The Boyle family has been living and working on the farm’s grounds near Paris, Ky., even before Arthur B. Hancock moved his family there from Virginia in 1912 and named it Claiborne. Dudley Boyle was born on the farm and in 1926 went to work for Hancock as a laborer. Boyle became a trusted employee during the early years of Claiborne and eventually worked his way up to head of maintenance.
As the farm was in large part still devoted to other kinds of agriculture at the time, Boyle helped herd cattle and sheep, raise tobacco, and build stalls and homes at Claiborne. In 1940, Boyle’s son Edmond was born, and it was not long before he too started working on the grounds.
“I remember tagging along with my dad when I was about 4 and watching him work,” said Edmond Boyle. “When I was 10, Mr. Hancock put me to work cutting weeds and other busy stuff just to keep us out of trouble. I made fifty cents a day and thought it was great.”
In 1959, after high school, Edmond Boyle began to work for Claiborne full time. By that time, Arthur B. “Bull” Hancock Jr. had taken over the farm’s operations.
Alongside his father, Boyle did much of the heavy labor on the farm—clearing land, building roads, laying out fences, taking care of animals, and constructing barns and houses, which included putting in water and service lines, and every other conceivable form of maintenance that a 3,000-plus acre farm needs.
“To this day I really don’t even know what my title is; I’m really the guy who just does everything,” laughed Boyle, who celebrates his 50th year of Claiborne service Feb. 21. “I do all the maintenance-related things, whether it’s the barns, the roads, or the upkeep of the houses, fences, and the farm. There’s probably not an acre of land around here that I haven’t worked on.
“There are 30 residences on the farm, so in a way we’re like a small town. When the contractors in (Paris) have a problem, they call us.”
Although Boyle is not a horseman per se, he has gotten to know the personalities of all the famous Claiborne stallions over the years by driving horse vans and doing work around the barns. He also dug the graves for most of them, including Bold Ruler, Buckpasser, Secretariat, and Swale, the only horse to win the Kentucky Derby in Claiborne’s colors.
“This is really all I ever wanted to do,” said Boyle, who worked alongside his father until he passed away in 1986. “This place is a wonderland. If there is a more beautiful place on earth, I don’t know it, so I’ve never had a desire to do anything else. I’ve worked for three generations of Hancocks (Seth is the current president) and they have all treated me like family. They are such great people to work for.”
As much as Boyle enjoys being part of the Claiborne family, his contribution is equally appreciated by the farm. Claiborne farm manager Gus Koch does not want to imagine how the place would operate without Boyle.

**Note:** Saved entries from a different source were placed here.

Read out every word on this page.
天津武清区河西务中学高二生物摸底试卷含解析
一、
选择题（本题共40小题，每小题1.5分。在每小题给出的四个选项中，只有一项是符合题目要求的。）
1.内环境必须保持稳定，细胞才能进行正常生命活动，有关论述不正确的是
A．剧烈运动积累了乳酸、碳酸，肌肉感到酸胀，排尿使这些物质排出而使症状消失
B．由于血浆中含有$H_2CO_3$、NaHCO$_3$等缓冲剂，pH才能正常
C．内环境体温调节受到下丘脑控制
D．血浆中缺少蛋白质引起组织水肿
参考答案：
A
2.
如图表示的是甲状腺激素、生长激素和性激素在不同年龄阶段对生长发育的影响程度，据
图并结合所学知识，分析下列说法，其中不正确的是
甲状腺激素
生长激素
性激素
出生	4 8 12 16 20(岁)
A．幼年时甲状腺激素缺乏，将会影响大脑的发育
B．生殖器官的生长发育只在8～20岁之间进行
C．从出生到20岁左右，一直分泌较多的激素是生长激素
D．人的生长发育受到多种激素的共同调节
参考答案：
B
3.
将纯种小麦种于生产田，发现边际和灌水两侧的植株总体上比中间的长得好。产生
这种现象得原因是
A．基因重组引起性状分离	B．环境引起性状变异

“He means so much to the farm,” Koch said. “He knows everything about the facility, whether it be water lines, electrical lines, or anything to do with maintenance. He is a walking Claiborne historian. And he’s such a nice, personable guy, too.
“It’s an amazing, three-generation relationship between the Hancocks and the Boyles,” he said. “It’s such a unique thing; you just don’t hear about this kind of thing anymore.”